Babyklappe, Babyfenster, Babynest – es gibt viele Namen für die Möglichkeit, ein Neugeborenes anonym in ärztliche Betreuung und Obhut geben zu können. Vor zehn Jahren, am 8. April 2000, wurde vom Verein SterniPark in Hamburg die erste Babyklappe eingerichtet – als ein Ausweg für Frauen, die sich nicht in der Lage sehen, das Kind zu behalten, aber für ihr Baby Schutz und ärztliche Fürsorge suchen.

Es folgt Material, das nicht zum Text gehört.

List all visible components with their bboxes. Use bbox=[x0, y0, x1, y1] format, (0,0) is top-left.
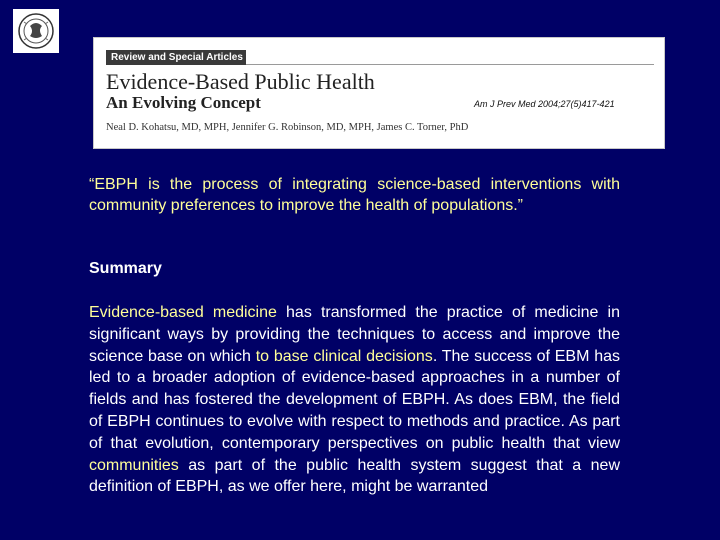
section-rule bbox=[246, 64, 654, 65]
seal-icon bbox=[16, 12, 56, 50]
section-label: Review and Special Articles bbox=[106, 50, 246, 65]
article-subtitle: An Evolving Concept bbox=[106, 93, 261, 112]
summary-body bbox=[89, 302, 620, 498]
definition-quote: “EBPH is the process of integrating science-based interventions with community preferences to improve the health of populations.” bbox=[89, 176, 620, 214]
summary-heading: Summary bbox=[89, 260, 162, 277]
article-title: Evidence-Based Public Health bbox=[106, 69, 375, 94]
summary-segment: has transformed the practice of medicine in significant ways by providing the techniques to access and improve the science base on which bbox=[89, 304, 621, 365]
summary-segment: as part of the public health system suggest that a new definition of EBPH, as we offer here, might be warranted bbox=[89, 456, 620, 496]
summary-segment-highlight: communities bbox=[89, 456, 179, 474]
article-authors: Neal D. Kohatsu, MD, MPH, Jennifer G. Robinson, MD, MPH, James C. Torner, PhD bbox=[106, 122, 469, 133]
article-header-card bbox=[93, 37, 665, 149]
summary-segment-highlight: Evidence-based medicine bbox=[89, 304, 277, 321]
summary-segment: . The success of EBM has led to a broader adoption of evidence-based approaches in a number of fields and has fostered the development of EBPH. As does EBM, the field of EBPH continues to evolve with respect to methods and practice. As part of that evolution, contemporary perspectives on public health that view bbox=[89, 347, 621, 452]
institution-logo bbox=[13, 9, 59, 53]
summary-segment-highlight: to base clinical decisions bbox=[255, 347, 433, 365]
journal-citation: Am J Prev Med 2004;27(5)417-421 bbox=[474, 99, 615, 109]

Das Jubiläum wird von einer neuen Diskussion über die anonyme Kindesabgabe begleitet. Im November 2009 hatte sich der Deutsche Ethikrat in einer Stellungnahme gegen Babyklappen und anonyme Geburten ausgesprochen. Nun will die CDU-Bundestagsfraktion Alternativen prüfen. Das Modell, ein Baby in die Wärmebox, die an eine Klinik angeschlossen ist, abzulegen oder das Kind im Krankenhaus anonym zu entbinden, ist derzeit geduldet, aber beides geschieht in einer rechtlichen Grauzone. Eine gesetzliche Grundlage müsse dringend geschaffen werden, fordert Unionsfraktionsvize Ingrid Fischbach. Sie wurde mit der Leitung einer Arbeitsgruppe beauftragt, die bis zum Frühsommer einen entsprechenden Gesetzesentwurf vorlegen soll.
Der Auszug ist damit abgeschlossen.